The Wave Function of Quantum de Sitter
Alejandra Castro, Alexander Maloney
TL;DR
The paper computes the Hartle-Hawking wave function for quantum gravity in 2+1 dimensions with a positive cosmological constant by using Maldacena’s contour, relating the Lorentzian wave function at future infinity to the Euclidean AdS partition function with torus boundary. The analysis identifies an infinite family of saddles, $dS_3/\mathbb{Z}$, labeled by $\mathbb{Z}\backslash SL(2,\mathbb{Z})$, whose conformal boundary data is encoded by the torus modulus $\tau$, and expresses the wave function as a modular-invariant sum over BTZ-like saddles via $Z(\tau,\bar{\tau})$. Upon analytic continuation $c_{AdS}\to i c_{dS}$, the resulting wave function develops a non-perturbative divergence at cusps, yielding a non-normalizable peak at highly inhomogeneous future conformal structures ${\cal I}^+$ and implying a quantum instability of the de Sitter vacuum in this setting.

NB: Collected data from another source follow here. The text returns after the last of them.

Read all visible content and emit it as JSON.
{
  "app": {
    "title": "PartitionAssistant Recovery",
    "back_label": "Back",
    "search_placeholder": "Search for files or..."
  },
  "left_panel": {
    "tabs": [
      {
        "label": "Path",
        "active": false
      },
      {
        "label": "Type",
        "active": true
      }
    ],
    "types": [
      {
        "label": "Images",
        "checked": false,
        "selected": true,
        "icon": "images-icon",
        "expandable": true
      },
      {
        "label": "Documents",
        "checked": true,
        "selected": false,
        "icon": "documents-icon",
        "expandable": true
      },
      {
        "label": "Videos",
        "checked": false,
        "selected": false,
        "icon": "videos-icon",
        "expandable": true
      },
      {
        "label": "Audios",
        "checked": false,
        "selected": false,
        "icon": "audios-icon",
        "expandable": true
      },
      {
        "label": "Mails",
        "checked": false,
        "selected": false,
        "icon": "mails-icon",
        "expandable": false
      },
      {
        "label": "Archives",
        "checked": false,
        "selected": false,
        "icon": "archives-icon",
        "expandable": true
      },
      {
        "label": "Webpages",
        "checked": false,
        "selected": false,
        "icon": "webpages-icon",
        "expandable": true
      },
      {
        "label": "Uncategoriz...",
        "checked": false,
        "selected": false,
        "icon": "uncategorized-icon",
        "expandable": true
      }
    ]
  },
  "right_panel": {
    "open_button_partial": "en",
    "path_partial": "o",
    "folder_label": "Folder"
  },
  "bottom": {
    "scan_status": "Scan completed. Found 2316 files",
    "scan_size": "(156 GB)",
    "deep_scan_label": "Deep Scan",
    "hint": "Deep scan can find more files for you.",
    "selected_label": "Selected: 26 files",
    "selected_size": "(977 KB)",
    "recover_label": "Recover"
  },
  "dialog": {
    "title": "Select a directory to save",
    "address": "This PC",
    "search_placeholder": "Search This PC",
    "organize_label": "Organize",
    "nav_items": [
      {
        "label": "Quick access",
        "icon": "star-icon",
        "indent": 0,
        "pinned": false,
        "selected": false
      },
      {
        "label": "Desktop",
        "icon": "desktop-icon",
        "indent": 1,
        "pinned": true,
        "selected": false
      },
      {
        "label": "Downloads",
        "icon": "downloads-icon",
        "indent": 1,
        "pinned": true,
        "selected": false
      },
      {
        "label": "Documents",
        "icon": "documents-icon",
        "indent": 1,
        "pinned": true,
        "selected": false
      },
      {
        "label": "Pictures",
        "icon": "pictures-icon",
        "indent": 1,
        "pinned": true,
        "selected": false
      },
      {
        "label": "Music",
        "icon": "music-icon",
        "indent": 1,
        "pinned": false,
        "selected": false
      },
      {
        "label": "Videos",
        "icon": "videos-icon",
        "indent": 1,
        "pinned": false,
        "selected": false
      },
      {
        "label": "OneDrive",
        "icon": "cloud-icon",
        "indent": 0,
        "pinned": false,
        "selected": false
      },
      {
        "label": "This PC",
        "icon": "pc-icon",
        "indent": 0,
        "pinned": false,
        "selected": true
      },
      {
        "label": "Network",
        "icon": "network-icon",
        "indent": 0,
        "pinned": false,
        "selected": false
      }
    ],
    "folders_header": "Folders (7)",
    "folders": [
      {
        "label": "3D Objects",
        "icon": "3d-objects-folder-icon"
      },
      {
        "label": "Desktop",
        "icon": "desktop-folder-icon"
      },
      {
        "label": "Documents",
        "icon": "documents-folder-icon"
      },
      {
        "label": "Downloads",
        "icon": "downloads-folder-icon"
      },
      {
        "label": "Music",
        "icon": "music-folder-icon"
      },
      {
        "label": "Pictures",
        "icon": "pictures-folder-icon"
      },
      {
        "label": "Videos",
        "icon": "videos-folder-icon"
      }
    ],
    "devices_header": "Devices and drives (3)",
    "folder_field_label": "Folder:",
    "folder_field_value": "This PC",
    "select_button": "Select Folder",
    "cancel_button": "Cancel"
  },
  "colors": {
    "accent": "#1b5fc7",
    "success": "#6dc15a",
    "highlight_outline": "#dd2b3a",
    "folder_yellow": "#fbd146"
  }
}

The results illuminate how non-perturbative saddles shape the quantum cosmology of de Sitter in three dimensions and suggest possible endpoints or extensions when additional degrees of freedom are included.
Abstract
We consider quantum general relativity in three dimensions with a positive cosmological constant. The Hartle-Hawking wave function is computed as a function of metric data at asymptotic future infinity. The analytic continuation from Euclidean Anti-de Sitter space provides a natural integration contour in the space of metrics, allowing us -- with certain assumptions -- to compute the wave function exactly, including both perturbative and non-perturbative effects. The resulting wave function is a non-normalizable function of the conformal structure of future infinity which is infinitely peaked at geometries where I^+ becomes infinitely inhomogeneous. We interpret this as a non-perturbative instability of de Sitter space in three dimensional Einstein gravity.